With fig season underway, there’s no better time to try making this lunchbox favorite at home. Fig Newtons can be made using fresh, dried or preserved figs. We tried all three and, while I’d like to say fresh figs came out on top, the mellow sweetness of the figs we canned ourselves may have edged them out. The dried figs also worked very well and will likely be the method used most, although it was a little more difficult to get the consistency right. Whatever your figs, this homemade spin on the classic Newton is sure to please.
Ready to get figgy with it? Here’s how.
Homemade Fig Newtons
- 1 pint fresh or preserved figs or 12 ounces dried figs
- 1 1/2 cups flour
- 1/4 teaspoon baking powder
- 1/4 teaspoon salt
- 1 stick butter
- 1/3 cup sugar
- 1 egg
- 1 teaspoon vanilla extract
- 2 tablespoons orange juice
If you are using:
Fresh figs: Remove stems and boil figs with a cinnamon stick and 2 cups of sugar in 1 cup of water for 45 minutes. Drain and cool.
Dried figs: In a bowl, pour boiling water over figs (stems removed) and let rest 10 minutes.
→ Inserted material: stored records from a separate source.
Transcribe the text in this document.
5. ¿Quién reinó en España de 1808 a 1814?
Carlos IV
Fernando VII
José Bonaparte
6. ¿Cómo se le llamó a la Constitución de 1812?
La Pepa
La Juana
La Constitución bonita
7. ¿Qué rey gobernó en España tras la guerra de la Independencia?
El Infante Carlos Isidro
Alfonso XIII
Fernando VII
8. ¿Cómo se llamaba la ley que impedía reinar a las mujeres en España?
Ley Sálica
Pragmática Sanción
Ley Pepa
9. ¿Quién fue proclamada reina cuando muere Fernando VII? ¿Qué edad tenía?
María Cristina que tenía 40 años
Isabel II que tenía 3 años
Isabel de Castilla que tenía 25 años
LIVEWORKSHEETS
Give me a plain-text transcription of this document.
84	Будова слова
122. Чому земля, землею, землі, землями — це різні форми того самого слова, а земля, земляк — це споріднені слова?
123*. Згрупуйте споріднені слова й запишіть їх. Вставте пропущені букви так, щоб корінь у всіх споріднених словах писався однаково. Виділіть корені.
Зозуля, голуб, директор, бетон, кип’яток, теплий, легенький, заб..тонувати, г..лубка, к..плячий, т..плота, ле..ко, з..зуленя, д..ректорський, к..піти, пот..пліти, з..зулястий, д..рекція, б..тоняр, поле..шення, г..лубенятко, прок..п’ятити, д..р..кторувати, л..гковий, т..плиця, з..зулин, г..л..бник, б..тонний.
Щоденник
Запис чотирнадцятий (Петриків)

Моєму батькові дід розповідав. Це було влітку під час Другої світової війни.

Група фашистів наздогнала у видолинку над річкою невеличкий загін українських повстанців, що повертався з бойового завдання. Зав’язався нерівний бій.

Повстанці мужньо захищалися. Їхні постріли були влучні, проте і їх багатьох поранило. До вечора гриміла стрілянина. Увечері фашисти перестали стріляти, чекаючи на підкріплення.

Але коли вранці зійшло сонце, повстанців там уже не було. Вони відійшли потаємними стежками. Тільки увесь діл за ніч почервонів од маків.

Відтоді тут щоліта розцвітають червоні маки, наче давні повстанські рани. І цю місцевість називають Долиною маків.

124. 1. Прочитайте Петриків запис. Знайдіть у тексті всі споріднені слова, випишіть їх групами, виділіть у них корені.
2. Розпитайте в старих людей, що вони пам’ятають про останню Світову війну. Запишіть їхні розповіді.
Drain all but 2 tablespoons water and stir in 2 tablespoons corn syrup + ¼ teaspoon cinnamon.
Preserved figs: Drain syrup. (Find a recipe for preserved figs here.)
Puree figs in food processor until a thick paste forms (if too thick or thin to spread evenly, add a little water or flour until spreadable consistency is reached).
Combine flour, baking powder and salt together and set aside.
Cream butter and sugar in a mixing bowl.
Add egg, vanilla, orange juice and combined dry ingredients to bowl and mix until dough forms.
Roll dough out on a floured surface into a 8”x14” rectangle about ¼” thick.
Cut rectangle in half lengthwise.
Spread fig paste onto half of each rectangle, lengthwise.
Fold dough in half lengthwise to cover fig paste and pinch edges to seal.
Cut each log in half and transfer onto a greased baking sheet.
Bake 25 minutes at 350 degrees until crust begins to brown.
Slice into cookie-sized segments and cool.